American Silversmiths

Jabez Treadwell
Elizabeth Dodge
Daniel Treadwell


Family Links


1. Adeline Lincoln

Daniel Treadwell
  • Born: 10 Oct 1791, Ipswich MA
  • Marriage (1): Adeline Lincoln on 6 Oct 1831
  • Died: 26 Feb 1872, Cambridge MA

  General notes:


  Events in his life were:

  • Apprenticed in 1805-1807 to Isaac Dodge Treadwell in Newburyport MA
    Following is brother's failure, he went to Boston to train under Jesse Churchill.

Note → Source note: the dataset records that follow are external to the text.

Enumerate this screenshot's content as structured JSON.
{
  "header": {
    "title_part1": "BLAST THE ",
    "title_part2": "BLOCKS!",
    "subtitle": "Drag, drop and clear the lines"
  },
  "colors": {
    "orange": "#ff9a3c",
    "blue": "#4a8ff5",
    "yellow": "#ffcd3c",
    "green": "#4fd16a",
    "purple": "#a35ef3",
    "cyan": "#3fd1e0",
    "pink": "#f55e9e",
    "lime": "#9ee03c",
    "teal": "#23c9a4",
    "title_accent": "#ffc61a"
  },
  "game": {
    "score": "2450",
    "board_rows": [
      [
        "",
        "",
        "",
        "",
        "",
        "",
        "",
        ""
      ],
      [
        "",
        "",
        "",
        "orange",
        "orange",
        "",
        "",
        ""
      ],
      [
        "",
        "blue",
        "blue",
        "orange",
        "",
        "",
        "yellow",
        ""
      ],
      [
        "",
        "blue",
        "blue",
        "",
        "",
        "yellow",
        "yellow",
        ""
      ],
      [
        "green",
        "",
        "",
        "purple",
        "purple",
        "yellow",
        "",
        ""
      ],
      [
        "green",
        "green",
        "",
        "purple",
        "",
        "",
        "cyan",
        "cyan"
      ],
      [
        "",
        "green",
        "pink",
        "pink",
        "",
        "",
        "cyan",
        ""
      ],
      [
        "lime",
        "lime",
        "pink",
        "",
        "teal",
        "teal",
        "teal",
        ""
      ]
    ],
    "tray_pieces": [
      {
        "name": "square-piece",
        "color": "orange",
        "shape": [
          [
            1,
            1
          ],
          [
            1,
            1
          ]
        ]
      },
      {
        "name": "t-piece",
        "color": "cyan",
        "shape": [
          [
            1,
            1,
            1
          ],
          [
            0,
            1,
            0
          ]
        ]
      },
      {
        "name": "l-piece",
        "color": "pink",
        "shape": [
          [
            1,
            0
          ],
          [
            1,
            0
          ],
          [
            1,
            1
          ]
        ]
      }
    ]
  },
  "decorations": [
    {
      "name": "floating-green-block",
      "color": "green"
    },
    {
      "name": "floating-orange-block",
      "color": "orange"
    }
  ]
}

  • He was a partner circa 1810-1813 with Jesse Churchill in Boston MA as CHURCHILL & TREADWELL, with a shop at 88 Newbury Street in Boston. 4

  • Jug by CHURCHILL & TREADWELL, c 1810
    Private Collection
    h: 9 1/2"
    wt: 27.5 oz.
    Engraved "Benjamin and Judith Bussey"

  • Wine cooler, c 1813
    Mead Art Museum
    h: 9 9/16"
    w: 8 1/2"
    Engraved "Sepr 10th 1813 / Signalized our first triumph in squadron / A very superior British Force on Lake Erie / was entirely subdued by / Com. O. H. Perry / whose gallantry in action is equalled only / by his humility in victory"
  • Boston MA, 1813:
    Preferring to experiment with mechanical devices, he set aside his trade after the end of his partnership with Jesse Churchill. He patented a power printing press in 1826 and by 1835 had secured several patents for his machines for spinning hemp.
  • Appointed in 1829 as President of the Boston Mechanics Institute in Boston MA
  • Appointed in 1834-1845 as Rumford Professor at Harvard University, in Boston MA
  • He appeared on the 1850 census taken at Cambridge MA, listed as an engineer.
  • He appeared on the 1870 census taken at Cambridge MA, listed as a retired manufacturer.
  • Obituary printed in the Salem Register (Salem MA) on 18 Apr 1872
    One of the most eminent American mechanicians and inventors has died at Cambridge, Massachusetts, at the age of four score, Daniel Treadwell, Rumford professor at Harvard College. He was one of the earliest improvers of the printing press, and upon a press of his invention the Boston Daily Advertiser was the first sheet struck off on the American Continent by machinery. Probably no living American inventor has produced so large a number of successful machines, although Americans are almost the most fertile of all peoples in mechanical inventions. His most important invention is the machinery, completed in 1829, for the spinning of hemp for cordage. All the cordage, we believe, for the United States Navy, is made by his machines, which to the stranger curious in such matters, form one of the objects best worth visiting in the navy yard near Boston. He was at a later period one of the earliest who gave their attention to improvements in ordinance, and his unwearied and costly experiments in the casting (manufacture) of heavy iron and steel guns resulted in patents obtained in this country anticipating the success of the Armstrong gun. He filled the chair of a professorship founded by Count Rumford, and was for many years vice-president of the American Academy of Arts and Sciences.

Daniel married Adeline Lincoln on 6 Oct 1831. (Adeline Lincoln was born on 24 May 1804 in Hingham MA and died on 27 May 1885 in Boston MA.)